Docteurs, professeurs, artistes, juristes, intellectuels, économistes, ingénieurs, personne n’est autorisé à entrer à Gaza. C’est un boycott absolu qui porte la mention "made in Israël". Ceux qui disent que les boycotts sont immoraux et inefficaces boycottent Gaza sans hésitation.
Israël essaie aussi de convaincre le monde entier de boycotter l’Iran. Mais la folie du boycott ne concerne pas seulement Gaza et l’Iran, elle affecte aussi tous ceux qui arrivent en Israël ou en Cisjordanie. Si quelqu’un est soupçonné de sympathie envers les Palestiniens ou s’il parait se soucier de leur sort alors il est boycotté et expulsé. Parmi eux, un clown venu organiser un festival, un militant pour la paix qui devait participer à un colloque, des scientifiques, des artistes, des intellectuels qui ont été soupçonnées de soutenir la cause palestinienne. C’est un boycott culturel et académique tous azimut, exactement le type de boycott que nous refusons de subir.
Mais la liste des boycotts que le pays anti-boycott effectue ne s’arrête pas là. Même un organisme comme J Street, qui se dit pro-israélien, a senti peser sur lui la menace du boycott israélien. Nous, nous avons le droit de boycotter J Street qui milite pour la paix, mais nous ne supportons pas qu’on boycott nos produits en provenance des colonies qui ont été construites sur de la terre volée.
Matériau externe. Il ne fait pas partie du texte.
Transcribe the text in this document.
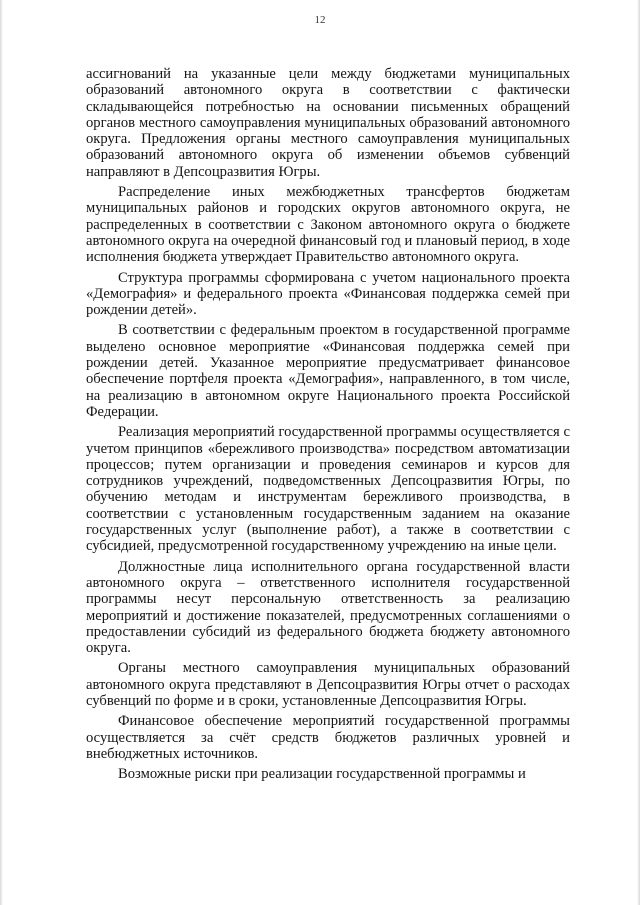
12

ассигнований на указанные цели между бюджетами муниципальных образований автономного округа в соответствии с фактически складывающейся потребностью на основании письменных обращений органов местного самоуправления муниципальных образований автономного округа. Предложения органы местного самоуправления муниципальных образований автономного округа об изменении объемов субвенций направляют в Депсоцразвития Югры.

Распределение иных межбюджетных трансфертов бюджетам муниципальных районов и городских округов автономного округа, не распределенных в соответствии с Законом автономного округа о бюджете автономного округа на очередной финансовый год и плановый период, в ходе исполнения бюджета утверждает Правительство автономного округа.

Структура программы сформирована с учетом национального проекта «Демография» и федерального проекта «Финансовая поддержка семей при рождении детей».

В соответствии с федеральным проектом в государственной программе выделено основное мероприятие «Финансовая поддержка семей при рождении детей. Указанное мероприятие предусматривает финансовое обеспечение портфеля проекта «Демография», направленного, в том числе, на реализацию в автономном округе Национального проекта Российской Федерации.

Реализация мероприятий государственной программы осуществляется с учетом принципов «бережливого производства» посредством автоматизации процессов; путем организации и проведения семинаров и курсов для сотрудников учреждений, подведомственных Депсоцразвития Югры, по обучению методам и инструментам бережливого производства, в соответствии с установленным государственным заданием на оказание государственных услуг (выполнение работ), а также в соответствии с субсидией, предусмотренной государственному учреждению на иные цели.

Должностные лица исполнительного органа государственной власти автономного округа – ответственного исполнителя государственной программы несут персональную ответственность за реализацию мероприятий и достижение показателей, предусмотренных соглашениями о предоставлении субсидий из федерального бюджета бюджету автономного округа.

Органы местного самоуправления муниципальных образований автономного округа представляют в Депсоцразвития Югры отчет о расходах субвенций по форме и в сроки, установленные Депсоцразвития Югры.

Финансовое обеспечение мероприятий государственной программы осуществляется за счёт средств бюджетов различных уровней и внебюджетных источников.

Возможные риски при реализации государственной программы и
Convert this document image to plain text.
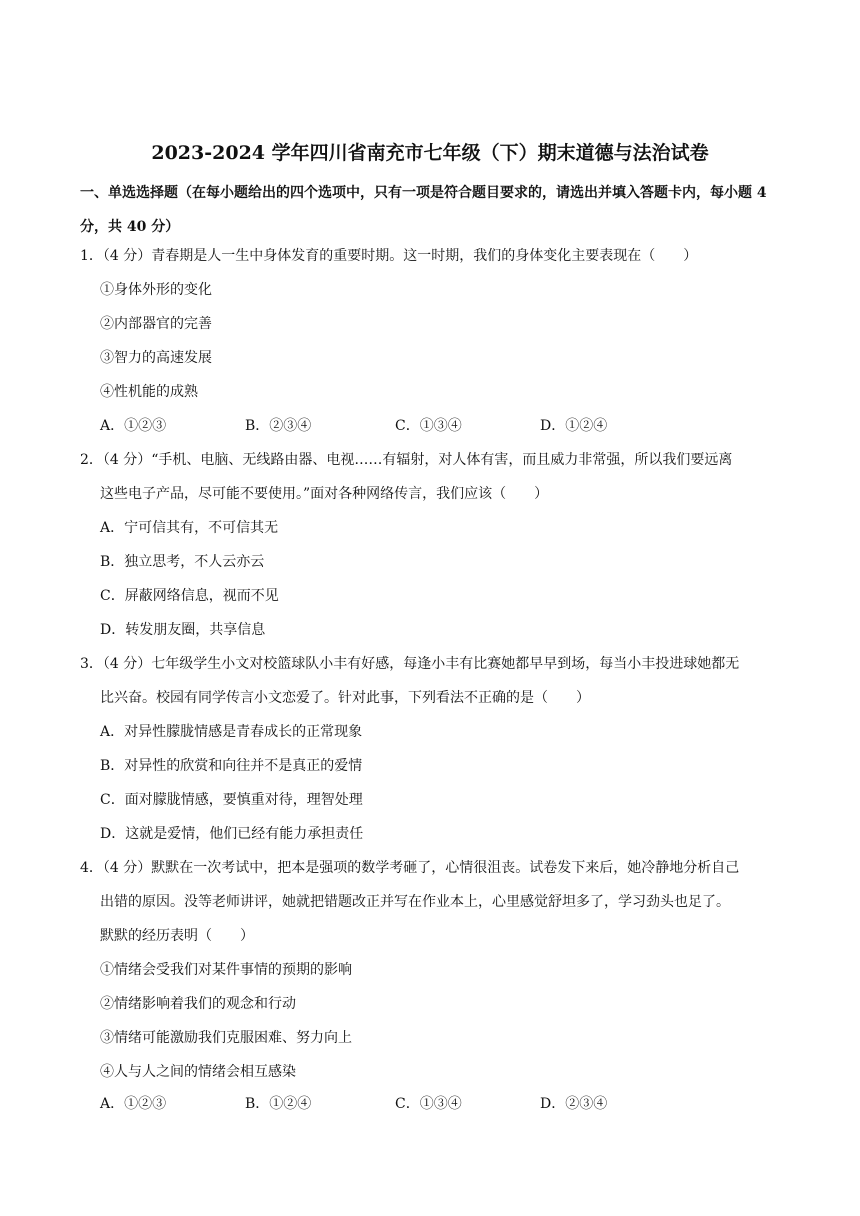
2023-2024 学年四川省南充市七年级（下）期末道德与法治试卷
一、单选选择题（在每小题给出的四个选项中，只有一项是符合题目要求的，请选出并填入答题卡内，每小题 4 分，共 40 分）
1．（4 分）青春期是人一生中身体发育的重要时期。这一时期，我们的身体变化主要表现在（　　）
①身体外形的变化
②内部器官的完善
③智力的高速发展
④性机能的成熟
A．①②③	B．②③④	C．①③④	D．①②④
2．（4 分）“手机、电脑、无线路由器、电视……有辐射，对人体有害，而且威力非常强，所以我们要远离
这些电子产品，尽可能不要使用。”面对各种网络传言，我们应该（　　）
A．宁可信其有，不可信其无
B．独立思考，不人云亦云
C．屏蔽网络信息，视而不见
D．转发朋友圈，共享信息
3．（4 分）七年级学生小文对校篮球队小丰有好感，每逢小丰有比赛她都早早到场，每当小丰投进球她都无
比兴奋。校园有同学传言小文恋爱了。针对此事，下列看法不正确的是（　　）
A．对异性朦胧情感是青春成长的正常现象
B．对异性的欣赏和向往并不是真正的爱情
C．面对朦胧情感，要慎重对待，理智处理
D．这就是爱情，他们已经有能力承担责任
4．（4 分）默默在一次考试中，把本是强项的数学考砸了，心情很沮丧。试卷发下来后，她冷静地分析自己
出错的原因。没等老师讲评，她就把错题改正并写在作业本上，心里感觉舒坦多了，学习劲头也足了。
默默的经历表明（　　）
①情绪会受我们对某件事情的预期的影响
②情绪影响着我们的观念和行动
③情绪可能激励我们克服困难、努力向上
④人与人之间的情绪会相互感染
A．①②③	B．①②④	C．①③④	D．②③④
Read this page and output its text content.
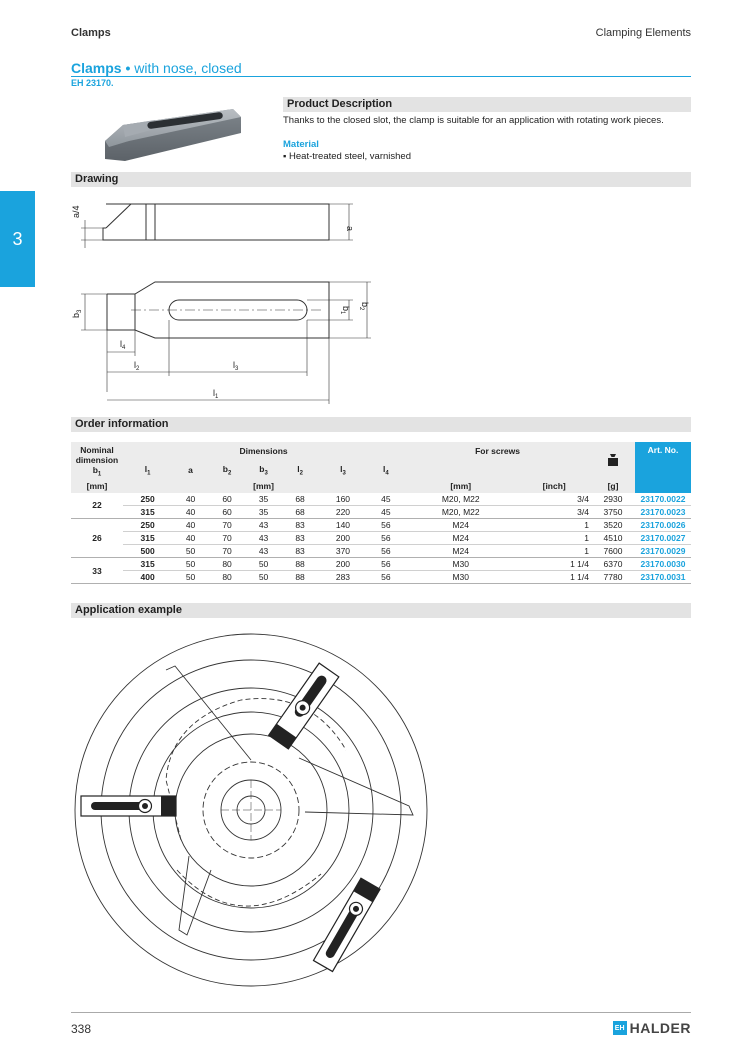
Clamps	Clamping Elements
3
Clamps • with nose, closed
EH 23170.
Product Description
Thanks to the closed slot, the clamp is suitable for an application with rotating work pieces.
Material
▪ Heat-treated steel, varnished
Drawing
a/4
a
$b_3$
$b_1$
$b_2$
$l_4$
$l_2$	$l_3$
$l_1$
Order information
Nominal
dimension
$b_1$	Dimensions							For screws			Art. No.
	$l_1$	a	$b_2$	$b_3$	$l_2$	$l_3$	$l_4$	
[mm]	[mm]							[mm]	[inch]	[g]	
22	250	40	60	35	68	160	45	M20, M22	3/4	2930	23170.0022
	315	40	60	35	68	220	45	M20, M22	3/4	3750	23170.0023
26	250	40	70	43	83	140	56	M24	1	3520	23170.0026
	315	40	70	43	83	200	56	M24	1	4510	23170.0027
	500	50	70	43	83	370	56	M24	1	7600	23170.0029
33	315	50	80	50	88	200	56	M30	1 1/4	6370	23170.0030
	400	50	80	50	88	283	56	M30	1 1/4	7780	23170.0031
Application example
338	EH HALDER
Refuser l’entrée d’un professeur qui veut se rendre à une université de Gaza ne s’appelle pas du boycott, mais rompre ses liens avec des institutions israéliennes spécialisées dans la formation rapide de d’officier de l’armée et d’experts en interrogatoires des services de sécurité du Shin Bet (des gens qui sont souvent considérés dans le monde entier comme des complices de crimes de guerre) est verboten.
Oui, un Israélien qui vit en Israël aura du mal à défendre les vertus d’un boycott interne auprès d’une personne qui ne boycotte pas son propre pays ou sa propre université. Mais il a le droit de croire qu’un boycott pourrait forcer son gouvernement a mettre fin à l’occupation. Tant que cela ne coûte rien aux Israéliens il n’y aura pas de changement.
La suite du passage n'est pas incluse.